I’m late coming to Madeleine L’Engle’s The  Time Quartet.  I’ve heard about since college, but never was interested in reading the series.  This year, the book club decided to do a Science Fiction read and needed some help selecting a title.  This was one proposed by several of the members and ultimately won as the choice for November.  This pushed me to jump and see what A Wrinkle in Time was all about.

wrinkleI had a mixed read of the novel.  On one hand it was entertaining and a quick read.  On the other hand it felt that it was too quick without developing characters or plot.  I was particularly disappointed in Meg, one of the protagonists. To me she started out with a complex foundation upon which to build an intriguing character.  The oldest child of two scientists, she’s struggling with growing up and processing the disappearance of her father.  Yet, as I progressed through the book, she quickly became quite flat.  It seemed she was constantly screaming and crying.Every time there was a new challenge or plot twist she seemed to be always stamping her foot, shouting, and bursting into tears.  I understand frustration and I understand as an adolescent there’s a lot of emotion, but when a character is only described as such, it becomes a superficial depiction of a character.  Halfway through the book I lost patience with Meg and wanted her to move into the background of the plot.
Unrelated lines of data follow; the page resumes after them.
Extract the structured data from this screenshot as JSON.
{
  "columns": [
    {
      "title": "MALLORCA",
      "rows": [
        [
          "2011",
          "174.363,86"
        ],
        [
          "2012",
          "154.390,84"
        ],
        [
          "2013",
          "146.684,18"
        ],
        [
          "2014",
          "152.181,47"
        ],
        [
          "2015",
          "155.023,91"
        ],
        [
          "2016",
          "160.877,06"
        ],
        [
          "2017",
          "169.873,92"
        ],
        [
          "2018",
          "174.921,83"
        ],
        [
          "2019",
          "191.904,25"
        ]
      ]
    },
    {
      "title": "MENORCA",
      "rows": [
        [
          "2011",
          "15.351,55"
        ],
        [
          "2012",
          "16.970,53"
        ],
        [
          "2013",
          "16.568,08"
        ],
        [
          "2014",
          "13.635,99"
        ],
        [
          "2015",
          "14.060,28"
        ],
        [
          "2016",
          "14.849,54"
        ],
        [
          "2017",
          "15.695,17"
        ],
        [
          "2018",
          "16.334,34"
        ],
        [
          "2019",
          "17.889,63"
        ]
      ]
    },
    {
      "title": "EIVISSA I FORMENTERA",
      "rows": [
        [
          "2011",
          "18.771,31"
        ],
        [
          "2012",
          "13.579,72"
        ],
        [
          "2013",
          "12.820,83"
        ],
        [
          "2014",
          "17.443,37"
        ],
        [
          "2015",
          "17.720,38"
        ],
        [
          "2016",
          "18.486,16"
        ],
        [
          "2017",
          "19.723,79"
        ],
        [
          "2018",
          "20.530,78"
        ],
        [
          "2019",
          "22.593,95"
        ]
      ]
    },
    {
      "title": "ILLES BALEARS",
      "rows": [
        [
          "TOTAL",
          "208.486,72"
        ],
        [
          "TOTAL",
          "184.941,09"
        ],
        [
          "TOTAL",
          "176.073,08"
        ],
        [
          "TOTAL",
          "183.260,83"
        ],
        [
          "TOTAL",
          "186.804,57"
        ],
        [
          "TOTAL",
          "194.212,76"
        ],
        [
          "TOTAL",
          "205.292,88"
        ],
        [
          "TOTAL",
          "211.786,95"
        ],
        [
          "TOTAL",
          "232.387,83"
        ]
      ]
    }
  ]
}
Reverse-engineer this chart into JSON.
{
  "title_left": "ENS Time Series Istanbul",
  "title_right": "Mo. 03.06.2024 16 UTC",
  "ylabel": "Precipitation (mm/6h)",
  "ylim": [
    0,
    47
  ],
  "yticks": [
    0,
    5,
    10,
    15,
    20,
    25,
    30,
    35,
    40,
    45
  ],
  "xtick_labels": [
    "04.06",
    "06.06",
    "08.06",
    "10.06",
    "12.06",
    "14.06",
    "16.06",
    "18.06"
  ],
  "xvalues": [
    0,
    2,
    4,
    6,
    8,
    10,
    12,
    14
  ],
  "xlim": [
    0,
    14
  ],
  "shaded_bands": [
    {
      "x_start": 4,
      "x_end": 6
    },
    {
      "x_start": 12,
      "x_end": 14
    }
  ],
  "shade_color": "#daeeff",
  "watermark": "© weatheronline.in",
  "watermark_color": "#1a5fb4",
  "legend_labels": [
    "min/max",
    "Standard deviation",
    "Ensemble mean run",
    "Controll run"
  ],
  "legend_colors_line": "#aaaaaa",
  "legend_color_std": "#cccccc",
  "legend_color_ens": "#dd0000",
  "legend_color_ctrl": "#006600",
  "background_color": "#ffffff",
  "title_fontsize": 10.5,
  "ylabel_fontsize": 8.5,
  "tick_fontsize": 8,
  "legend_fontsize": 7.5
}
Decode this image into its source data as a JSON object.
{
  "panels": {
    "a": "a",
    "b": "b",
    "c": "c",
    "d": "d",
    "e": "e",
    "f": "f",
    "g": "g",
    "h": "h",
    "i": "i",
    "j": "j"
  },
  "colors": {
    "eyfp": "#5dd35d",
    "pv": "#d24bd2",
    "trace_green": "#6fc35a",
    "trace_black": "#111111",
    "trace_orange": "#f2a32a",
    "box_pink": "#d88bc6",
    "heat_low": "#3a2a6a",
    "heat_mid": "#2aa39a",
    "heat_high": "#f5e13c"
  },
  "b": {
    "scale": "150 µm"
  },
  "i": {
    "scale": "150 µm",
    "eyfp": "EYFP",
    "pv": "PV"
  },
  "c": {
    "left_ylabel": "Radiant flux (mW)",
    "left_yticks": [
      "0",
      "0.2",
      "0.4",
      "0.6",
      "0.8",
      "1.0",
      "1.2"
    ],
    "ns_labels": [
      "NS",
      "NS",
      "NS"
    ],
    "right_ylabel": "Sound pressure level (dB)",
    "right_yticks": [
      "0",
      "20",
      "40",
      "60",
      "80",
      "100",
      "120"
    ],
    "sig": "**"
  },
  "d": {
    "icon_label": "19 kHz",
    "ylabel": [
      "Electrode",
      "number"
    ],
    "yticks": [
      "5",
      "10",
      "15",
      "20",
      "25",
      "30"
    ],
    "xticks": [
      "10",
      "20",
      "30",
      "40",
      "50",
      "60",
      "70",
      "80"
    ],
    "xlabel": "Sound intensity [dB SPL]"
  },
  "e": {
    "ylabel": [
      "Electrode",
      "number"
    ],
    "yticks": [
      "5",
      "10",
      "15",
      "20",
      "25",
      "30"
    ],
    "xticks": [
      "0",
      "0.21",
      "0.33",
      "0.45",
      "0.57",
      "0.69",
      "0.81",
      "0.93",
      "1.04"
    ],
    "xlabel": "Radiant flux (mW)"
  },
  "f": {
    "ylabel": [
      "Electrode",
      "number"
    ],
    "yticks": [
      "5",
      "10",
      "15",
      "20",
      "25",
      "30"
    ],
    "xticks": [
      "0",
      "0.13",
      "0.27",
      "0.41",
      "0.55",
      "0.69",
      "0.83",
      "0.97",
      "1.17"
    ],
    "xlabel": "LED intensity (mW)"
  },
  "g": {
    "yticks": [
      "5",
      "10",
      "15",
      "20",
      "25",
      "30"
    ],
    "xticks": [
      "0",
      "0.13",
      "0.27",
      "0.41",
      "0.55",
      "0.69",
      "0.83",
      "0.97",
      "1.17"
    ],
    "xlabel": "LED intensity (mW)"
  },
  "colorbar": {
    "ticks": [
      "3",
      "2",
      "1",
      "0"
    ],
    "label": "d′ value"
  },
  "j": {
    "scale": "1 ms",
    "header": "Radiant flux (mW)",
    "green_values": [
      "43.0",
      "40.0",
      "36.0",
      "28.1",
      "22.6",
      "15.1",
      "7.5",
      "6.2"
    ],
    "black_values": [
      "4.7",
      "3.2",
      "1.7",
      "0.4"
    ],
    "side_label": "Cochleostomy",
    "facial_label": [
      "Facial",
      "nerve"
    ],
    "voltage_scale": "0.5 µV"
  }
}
I liked the underlying message of the story and I think this is an important entry in the Sci Fi realm of YA, especially to middle school and Jr. high.

The Absolutely True Diary of a Part-Time Indian

IndianI’ve had this on my to-read list, but it wasn’t until the Cannonball Book Club chose this as their August pick that I was propelled to bump this up on my list.  Focusing on a member of the Spokane River tribe, The Absolutely True Diary of a Part-Time Indian shows us what it’s like for Arnold who exists in two different worlds.  He soon realizes that his potential is limited by staying on the reservation, but leaving the reservation and going to nice school nearby comes with challenges.  Amongst all of the white kids, his “Indian-ness” becomes an obstacle to integrating into the school’s culture.  Back on the rez, because he left, he’s treated like a traitor.  Did I mention that he’s only 15?

The voice of Native Americans is really lacking in American literature. I’m really sad that there’s not more writers who give us a view into a world that many people either ignore or are ignorant of.  I’m glad that Sherman Alexie has given us a glimpse into the lives of Spokane River tribe.  For me it showed me that while the reservations across the U.S. have their own governments and cultures there is more that connects us than divides us.

I was shocked at the world that Arnold and his best friend, Rowdy, inhabit. Not because I don’t think it’s real, but because it is. At the same time, Alexie showed readers that those young men are people too. He stripped away the “other” and brought out their humanity. For teens and adults I think this is a great read that’s entertaining and eye-opening.